Fast forward a few thousand years to St. Paul, MN where a communion wafer has turned "blood red" after being placed in a cup filled with water.
The Pioneer Press reports:
[Rev. John Echert of St. Augustine Church] said the host fell to the floor as a member of the laity who is appointed to assist priests was distributing Communion at the 7 a.m. Mass on June 19, the Feast of the Holy Trinity. It was put in a ciborium, a container for the Eucharist - which is typical practice - with the expectation that it would be poured in a sacraium, a kind of special sink where items are washed into the ground not into a sewer system.
When the Rev. Robert Grabner, the church's parochial vicar, next looked at the cup the following Sunday, Echert said, "he noted a red color in the ciborium." Normally, he added, the host would dissolve in water within a day or two.
Grabner asked Echert to examine it.
"The host was a very bright red," Echert said. "On one side, it was completely red, and on the other side, it was red around the perimeter and it looked almost like the white of the host tended to have an appearance of a cross."
Echert said he transferred it to a glass bowl the next day. A day later, he saw the blood-red color.
"It appeared to be like the blood red of tissue," he said. "If I had not known what it was, I would have thought that there was maybe a small bloody piece of tissue. It was striking enough that there was no way I could have disposed of the remains of the host at that time with good conscience."
Clearly, this was the stuff of miracles:
"It was notable enough that, clearly, it was some phenomenon and not the ordinary way in which a host would dissolve...that we're familiar with," Echert said.
The archdiocese, which now has the host, is taking a "very cautious stance on the matter," spokesman Dennis McGrath said.
"I make no claims, and the archdiocese makes no claims, as to the likelihood of this being supernatural," Echert said. "But it is enough of a phenomenon, or unusual, that we will continue to examine this host."
He added: "I've never in my 24 years as a priest seen or been aware of a phenomenon where a consecrated host placed in water turns to this bright-colored red and continues in what I would call the blood-red color."
Word of the wondrous wafer eventually landed on several Catholic websites and blogs, sparking discussion and conjecture by some that it resembles the flesh and blood of Jesus Christ.
Anyone with a knowledge of religion is sure to have noted that the supernatural claims and miracles associated with biblical writings were far more fantastical, and more frequent, than those of modern day. It also might be worth noting that we didn't have the scientific understanding in primitive times that we have today, nor the luxury of crowdsourcing.
In simpler times, news of this bloody wafer might have spread via telegraph or word of mouth, and soon enough, people would be making pilgrimages to lovely St. Paul to view the flesh of the Lord.
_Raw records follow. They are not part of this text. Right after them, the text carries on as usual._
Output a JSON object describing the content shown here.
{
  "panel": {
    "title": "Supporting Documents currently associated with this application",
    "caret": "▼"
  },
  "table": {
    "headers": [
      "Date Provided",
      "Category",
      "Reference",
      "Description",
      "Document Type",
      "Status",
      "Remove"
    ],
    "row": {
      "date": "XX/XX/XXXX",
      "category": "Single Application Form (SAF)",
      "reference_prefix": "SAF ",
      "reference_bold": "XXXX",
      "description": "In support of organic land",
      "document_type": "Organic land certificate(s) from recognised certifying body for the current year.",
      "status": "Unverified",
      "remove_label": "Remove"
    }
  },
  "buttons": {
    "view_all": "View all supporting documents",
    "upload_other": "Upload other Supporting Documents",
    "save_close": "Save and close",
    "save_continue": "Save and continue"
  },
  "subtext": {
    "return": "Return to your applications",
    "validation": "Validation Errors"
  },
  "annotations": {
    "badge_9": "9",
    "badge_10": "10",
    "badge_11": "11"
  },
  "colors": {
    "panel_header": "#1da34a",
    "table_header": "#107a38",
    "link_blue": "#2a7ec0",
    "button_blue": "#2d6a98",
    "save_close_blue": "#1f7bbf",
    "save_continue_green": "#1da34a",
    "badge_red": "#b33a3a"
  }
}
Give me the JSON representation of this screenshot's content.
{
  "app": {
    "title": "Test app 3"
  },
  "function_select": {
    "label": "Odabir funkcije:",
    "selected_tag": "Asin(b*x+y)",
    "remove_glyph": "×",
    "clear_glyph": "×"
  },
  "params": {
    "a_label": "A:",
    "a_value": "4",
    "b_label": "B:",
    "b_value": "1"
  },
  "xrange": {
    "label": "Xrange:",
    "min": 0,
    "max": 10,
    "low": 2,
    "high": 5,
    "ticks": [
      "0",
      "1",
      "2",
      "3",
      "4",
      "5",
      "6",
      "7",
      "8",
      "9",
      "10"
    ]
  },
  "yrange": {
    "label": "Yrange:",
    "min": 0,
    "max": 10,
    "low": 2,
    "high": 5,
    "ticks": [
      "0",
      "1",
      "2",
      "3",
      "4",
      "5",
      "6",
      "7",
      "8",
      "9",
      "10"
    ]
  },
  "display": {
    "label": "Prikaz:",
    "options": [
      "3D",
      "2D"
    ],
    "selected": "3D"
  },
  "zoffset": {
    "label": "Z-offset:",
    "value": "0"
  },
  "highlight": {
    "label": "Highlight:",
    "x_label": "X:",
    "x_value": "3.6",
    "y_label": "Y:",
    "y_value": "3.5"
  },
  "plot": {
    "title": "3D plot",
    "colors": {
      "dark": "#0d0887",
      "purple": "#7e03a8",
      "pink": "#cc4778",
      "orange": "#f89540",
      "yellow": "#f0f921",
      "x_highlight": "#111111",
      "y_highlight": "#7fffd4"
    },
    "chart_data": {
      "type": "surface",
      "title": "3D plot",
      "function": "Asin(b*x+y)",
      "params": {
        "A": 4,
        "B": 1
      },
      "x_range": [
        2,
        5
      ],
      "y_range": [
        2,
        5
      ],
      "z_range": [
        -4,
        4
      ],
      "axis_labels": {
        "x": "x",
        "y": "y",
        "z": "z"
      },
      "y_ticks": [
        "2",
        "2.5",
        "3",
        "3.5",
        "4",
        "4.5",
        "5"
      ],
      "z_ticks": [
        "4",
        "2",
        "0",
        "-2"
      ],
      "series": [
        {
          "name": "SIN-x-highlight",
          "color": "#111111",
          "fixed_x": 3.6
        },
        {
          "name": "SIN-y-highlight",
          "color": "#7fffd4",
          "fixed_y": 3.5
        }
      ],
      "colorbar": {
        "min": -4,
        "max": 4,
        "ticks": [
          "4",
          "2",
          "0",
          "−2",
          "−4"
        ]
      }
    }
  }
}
But thanks to the Internet, and to science, many pilgrims have been saved the trouble.
One blogger has raised the red bacterium, Serratia marcescens, as a possible explanation for the communion wafer turning red.
According to Microbe Zoo, a website developed by the Center for Microbial Ecology at Michigan State University, the bacterium grows on bread and communion wafers that have been stored in a damp place.
The site goes so far as to cite Serratia marcescens as the probable cause of the bloodlike substance that a priest discovered on communion bread in 1263, referred to as "The Miracle of Bolsena."
More-recent incidents have pointed to bacterium contamination, including a highly publicized instance in 2006 when people flocked to a Dallas-area church after a host turned red in a glass.
According to a report on Texas Catholic Online, the Dallas Diocese had the host analyzed by two University of Dallas biology professors who concluded it was anything but a miracle.
In a letter to the parish priest, Dallas Bishop Charles Grahmann wrote "... the object is a combination of fungal mycelia and bacterial colonies that have been incubated within the aquatic environment of the glass during the four-week period in which it was stored in the open air."
Archdiocese spokesman Daniel McGrath stated, "The Church does not presume supernatural causes for things that can have a natural explanation," an odd statement coming from the church, especially considering that whole Bible thing.